The bill contains nearly $62 million for facility upgrades and construction at Hill Air Force Base. That includes $36 million for an F-22A maintenance facility, $20.4 million for a hydrant fuel system and $5.4 million for a new fire station.

Camp Williams would receive $17.5 million for an ammunition supply point.

"As the Department of Defense continues to rely heavily on these Utah bases, it is important that they have up-to-date facilities and the resources they need," said Sen. Bob Bennett, R-Utah, a member of the Appropriations Committee.

Bennett, the ranking Republican on the Appropriations subcommittee that oversees agriculture, won funding for many Utah projects, including $5.5 million to support the design and preliminary stages of construction for a new Agriculture Research Center at Utah State University.

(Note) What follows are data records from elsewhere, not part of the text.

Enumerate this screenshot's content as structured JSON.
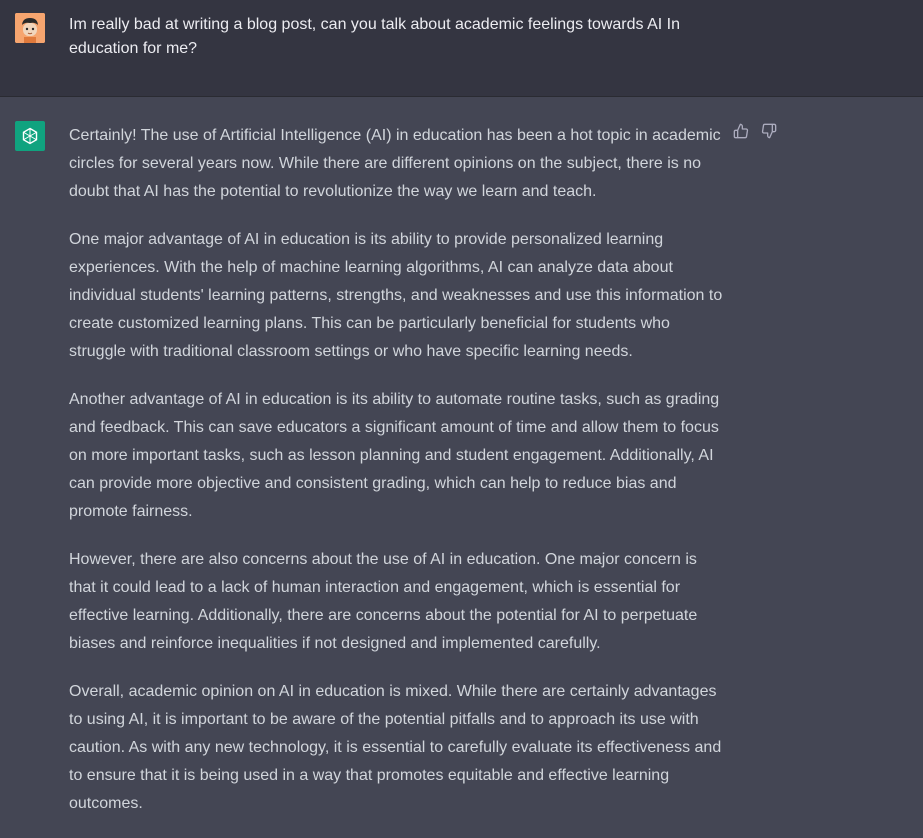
{
  "user_message": {
    "avatar_icon": "user-avatar-icon",
    "text": "Im really bad at writing a blog post, can you talk about academic feelings towards AI In education for me?"
  },
  "assistant_message": {
    "avatar_icon": "openai-logo-icon",
    "avatar_color": "#10a37f",
    "paragraphs": [
      "Certainly! The use of Artificial Intelligence (AI) in education has been a hot topic in academic circles for several years now. While there are different opinions on the subject, there is no doubt that AI has the potential to revolutionize the way we learn and teach.",
      "One major advantage of AI in education is its ability to provide personalized learning experiences. With the help of machine learning algorithms, AI can analyze data about individual students' learning patterns, strengths, and weaknesses and use this information to create customized learning plans. This can be particularly beneficial for students who struggle with traditional classroom settings or who have specific learning needs.",
      "Another advantage of AI in education is its ability to automate routine tasks, such as grading and feedback. This can save educators a significant amount of time and allow them to focus on more important tasks, such as lesson planning and student engagement. Additionally, AI can provide more objective and consistent grading, which can help to reduce bias and promote fairness.",
      "However, there are also concerns about the use of AI in education. One major concern is that it could lead to a lack of human interaction and engagement, which is essential for effective learning. Additionally, there are concerns about the potential for AI to perpetuate biases and reinforce inequalities if not designed and implemented carefully.",
      "Overall, academic opinion on AI in education is mixed. While there are certainly advantages to using AI, it is important to be aware of the potential pitfalls and to approach its use with caution. As with any new technology, it is essential to carefully evaluate its effectiveness and to ensure that it is being used in a way that promotes equitable and effective learning outcomes."
    ],
    "feedback_icons": [
      "thumbs-up-icon",
      "thumbs-down-icon"
    ]
  },
  "colors": {
    "user_bg": "#343541",
    "assistant_bg": "#444654",
    "text": "#d1d5db",
    "accent": "#10a37f"
  }
}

Besides that, USU received nearly another $6 million for a variety of research indicatives from drought management to wildlife-damage management and natural-resource conservation.

Other funding includes $1.1 million to control Mormon crickets in Utah; $182,000 to continue research on chronic wasting disease affecting deer and elk in Utah and the West, $559,000 for research involving the University of Utah to predict how patients respond to drugs used to treat heart failure, $251,000 for a pilot project to protect ground water from concentrated animal feed operation wastes and $2.6 million for the Utah Conservation Initiative.